A dual-action niclosamide-based prodrug that targets cancer stem cells and inhibits TNBC metastasis
Menée à l'aide de modèles murins de tumeur mammaire triple négative, cette étude met en évidence l'intérêt d'un promédicament combinant l'acétazolamide (un inhibiteur de l'anhydrase carbonique IX) et le niclosamide (un inhibiteur de STAT3) pour cibler les cellules souches cancéreuses et inhiber le processus métastatique
Chemotherapy typically destroys the tumor mass but rarely eradicates the cancer stem cells (CSCs) that can drive metastatic recurrence.
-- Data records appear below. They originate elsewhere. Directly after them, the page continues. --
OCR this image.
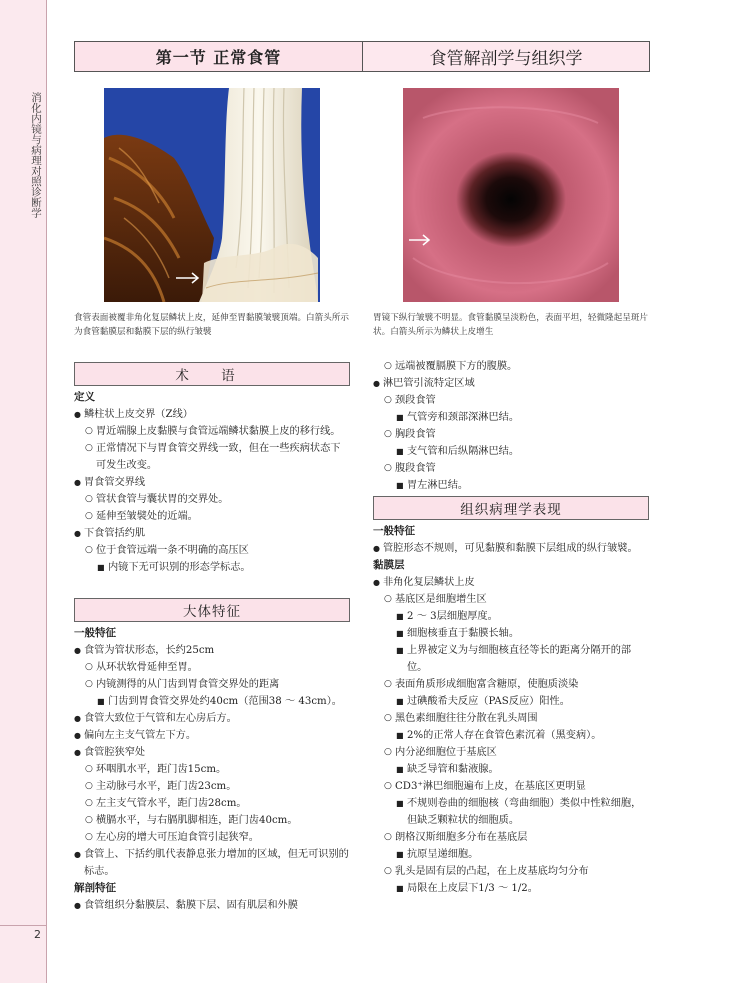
消化内镜与病理对照诊断学
2
第一节 正常食管	食管解剖学与组织学
食管表面被覆非角化复层鳞状上皮，延伸至胃黏膜皱襞顶端。白箭头所示为食管黏膜层和黏膜下层的纵行皱襞
胃镜下纵行皱襞不明显。食管黏膜呈淡粉色，表面平坦，轻微隆起呈斑片状。白箭头所示为鳞状上皮增生
术 语
大体特征
组织病理学表现
定义
● 鳞柱状上皮交界（Z线）
○ 胃近端腺上皮黏膜与食管远端鳞状黏膜上皮的移行线。
○ 正常情况下与胃食管交界线一致，但在一些疾病状态下可发生改变。
● 胃食管交界线
○ 管状食管与囊状胃的交界处。
○ 延伸至皱襞处的近端。
● 下食管括约肌
○ 位于食管远端一条不明确的高压区
■ 内镜下无可识别的形态学标志。
一般特征
● 食管为管状形态，长约25cm
○ 从环状软骨延伸至胃。
○ 内镜测得的从门齿到胃食管交界处的距离
■ 门齿到胃食管交界处约40cm（范围38 ～ 43cm）。
● 食管大致位于气管和左心房后方。
● 偏向左主支气管左下方。
● 食管腔狭窄处
○ 环咽肌水平，距门齿15cm。
○ 主动脉弓水平，距门齿23cm。
○ 左主支气管水平，距门齿28cm。
○ 横膈水平，与右膈肌脚相连，距门齿40cm。
○ 左心房的增大可压迫食管引起狭窄。
● 食管上、下括约肌代表静息张力增加的区域，但无可识别的标志。
解剖特征
● 食管组织分黏膜层、黏膜下层、固有肌层和外膜
○ 远端被覆膈膜下方的腹膜。
● 淋巴管引流特定区域
○ 颈段食管
■ 气管旁和颈部深淋巴结。
○ 胸段食管
■ 支气管和后纵隔淋巴结。
○ 腹段食管
■ 胃左淋巴结。
一般特征
● 管腔形态不规则，可见黏膜和黏膜下层组成的纵行皱襞。
黏膜层
● 非角化复层鳞状上皮
○ 基底区是细胞增生区
■ 2 ～ 3层细胞厚度。
■ 细胞核垂直于黏膜长轴。
■ 上界被定义为与细胞核直径等长的距离分隔开的部位。
○ 表面角质形成细胞富含糖原，使胞质淡染
■ 过碘酸希夫反应（PAS反应）阳性。
○ 黑色素细胞往往分散在乳头周围
■ 2%的正常人存在食管色素沉着（黑变病）。
○ 内分泌细胞位于基底区
■ 缺乏导管和黏液腺。
○ CD3⁺淋巴细胞遍布上皮，在基底区更明显
■ 不规则卷曲的细胞核（弯曲细胞）类似中性粒细胞，但缺乏颗粒状的细胞质。
○ 朗格汉斯细胞多分布在基底层
■ 抗原呈递细胞。
○ 乳头是固有层的凸起，在上皮基底均匀分布
■ 局限在上皮层下1/3 ～ 1/2。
A key current challenge is finding ways to eradicate CSCs and suppress their characteristics. Here, we report a prodrug, Nic-A, created by combining a carbonic anhydrase IX (CAIX) inhibitor, acetazolamide, with a signal transducer and transcriptional activator 3 (STAT3) inhibitor, niclosamide. Nic-A was designed to target triple-negative breast cancer (TNBC) CSCs and was found to inhibit both proliferating TNBC cells and CSCs via STAT3 dysregulation and suppression of CSC-like properties. Its use leads to a decrease in aldehyde dehydrogenase 1 activity, CD44high/CD24low stem-like subpopulations, and tumor spheroid-forming ability. TNBC xenograft tumors treated with Nic-A exhibited decreased angiogenesis and tumor growth, as well as decreased Ki-67 expression and increased apoptosis. In addition, distant metastases were suppressed in TNBC allografts derived from a CSC-enriched population. This study thus highlights a potential strategy for addressing CSC-based cancer recurrence.